# Older Omnijig for Dovetails



## CharlesA (Jun 24, 2013)

I have a really cheap HF dovetail jig that I've gotten to work fairly well with trial and error. I don't do enough dovetails to justify an expensive jig. I'm curious if anyone has experience with one of these older omnijigs. The biggest downside to my HF jig is that it is not very precise, so I have to be extremely careful aligning the pieces of wood, etc. Any pluses or minuses to this omnijig? Thanks so much.

http://louisville.craigslist.org/tls/4070669880.html


----------



## huff (May 28, 2009)

Charles,

I've used an Omnijig for over 20 years in my business.

The only problems I really had with mine was getting it set up correctly the first time and learning to make sure everything is lined up properly before cutting.

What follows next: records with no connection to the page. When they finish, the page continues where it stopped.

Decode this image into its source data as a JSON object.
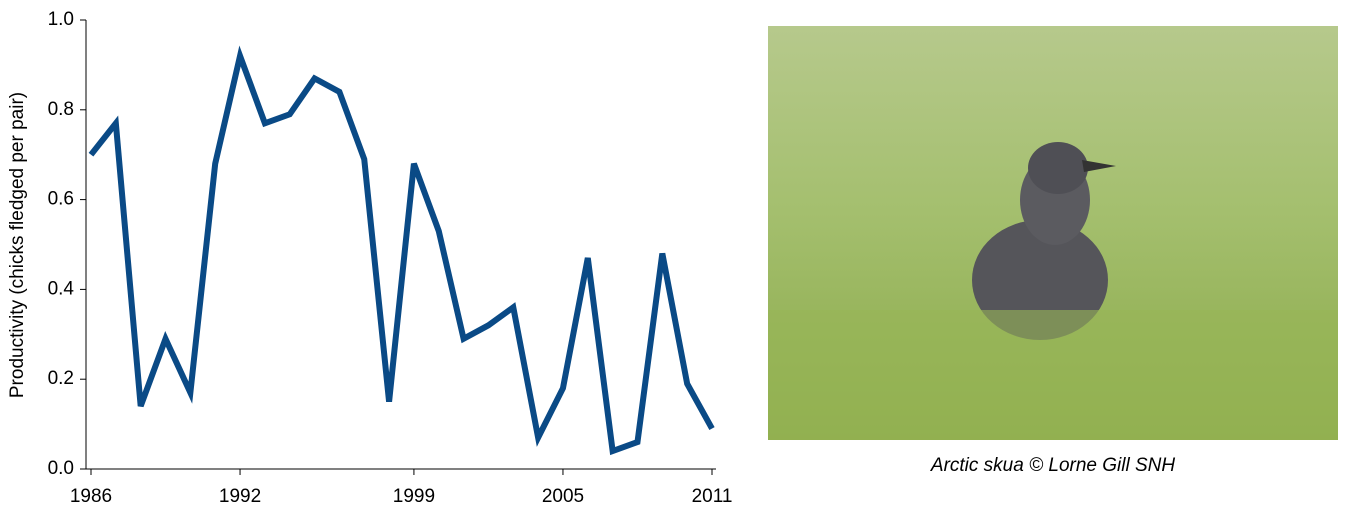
{
  "chart_data": {
    "type": "line",
    "y_label": "Productivity (chicks fledged per pair)",
    "x": [
      1986,
      1987,
      1988,
      1989,
      1990,
      1991,
      1992,
      1993,
      1994,
      1995,
      1996,
      1997,
      1998,
      1999,
      2000,
      2001,
      2002,
      2003,
      2004,
      2005,
      2006,
      2007,
      2008,
      2009,
      2010,
      2011
    ],
    "values": [
      0.7,
      0.77,
      0.14,
      0.29,
      0.17,
      0.68,
      0.92,
      0.77,
      0.79,
      0.87,
      0.84,
      0.69,
      0.15,
      0.68,
      0.53,
      0.29,
      0.32,
      0.36,
      0.07,
      0.18,
      0.47,
      0.04,
      0.06,
      0.48,
      0.19,
      0.09
    ],
    "color": "#0a4a86",
    "xlim": [
      1986,
      2011
    ],
    "xticks": [
      1986,
      1992,
      1999,
      2005,
      2011
    ],
    "ylim": [
      0,
      1
    ],
    "yticks": [
      {
        "value": 0,
        "label": "0.0"
      },
      0.2,
      0.4,
      0.6,
      0.8,
      {
        "value": 1,
        "label": "1.0"
      }
    ]
  },
  "photo": {
    "caption": "Arctic skua © Lorne Gill SNH"
  }
}
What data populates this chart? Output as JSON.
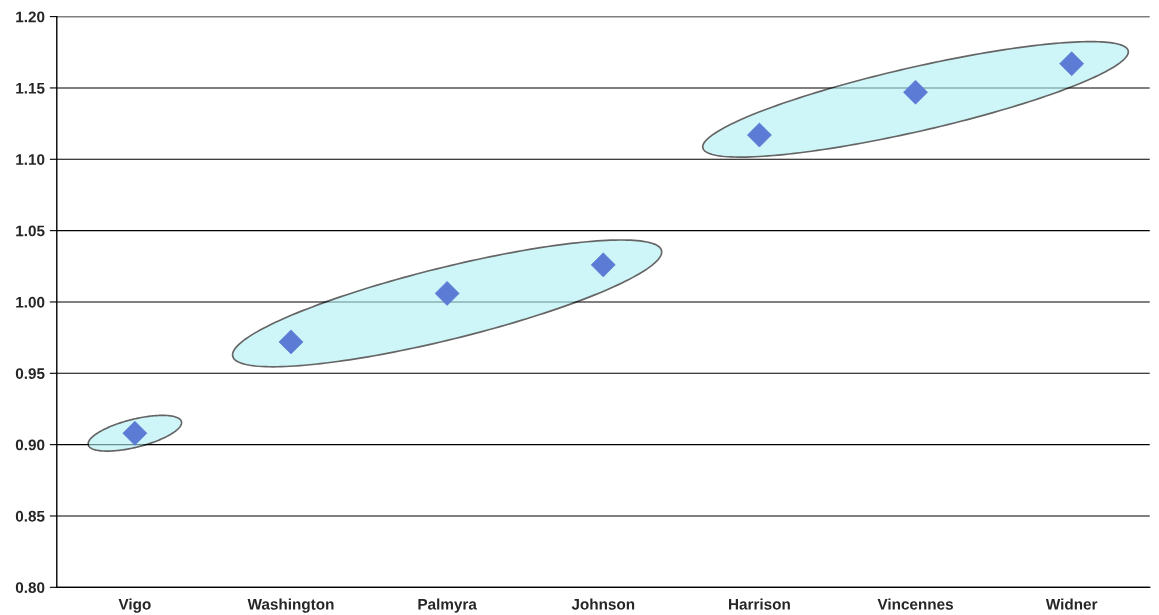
{
  "chart_data": {
    "type": "scatter",
    "categories": [
      "Vigo",
      "Washington",
      "Palmyra",
      "Johnson",
      "Harrison",
      "Vincennes",
      "Widner"
    ],
    "values": [
      0.908,
      0.972,
      1.006,
      1.026,
      1.117,
      1.147,
      1.167
    ],
    "color": "#5b7bd5",
    "marker": "diamond",
    "ylim": [
      0.8,
      1.2
    ],
    "yticks": [
      {
        "value": 0.8,
        "label": "0.80"
      },
      {
        "value": 0.85,
        "label": "0.85"
      },
      {
        "value": 0.9,
        "label": "0.90"
      },
      {
        "value": 0.95,
        "label": "0.95"
      },
      {
        "value": 1.0,
        "label": "1.00"
      },
      {
        "value": 1.05,
        "label": "1.05"
      },
      {
        "value": 1.1,
        "label": "1.10"
      },
      {
        "value": 1.15,
        "label": "1.15"
      },
      {
        "value": 1.2,
        "label": "1.20"
      }
    ],
    "grid": "y",
    "legend": false
  }
}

I had a little problem in the beginning with the stock wanting to slip a little while I was cutting and that would really screw everything up!...............I solved the problem by adjusting the cam locks a little and then I took some self adhesive 120 sandpaper and mounted to the surface of the jig where the lumber went.

I never had a problem after that.

I also designated a router just for dovetailing and once I got it set properly, I never changed the setting until it was time to get a new bit. I liked using the "D" handle Porter Cable 1 1/2hp router for control.

I've done hundreds of drawers on mine and really never had a major problem. I would buy another one if this one ever wears out.

A little trick to remember when dovetailing with a router; make sure you keep the router in the same position throughout the entire cut. What I mean by that is; do not rotate the router as you move along the wood. Sometimes the bushings will not be perfectly centered on your baseplate of the router, so if you rotate your router while making a cut, this could affect how tight your fit is. (especially if you make more then one pass).

Good luck and pratice makes perfect. lol

If your stock is flat and sized properly, then the jig itself does a good job (or at least for me).


----------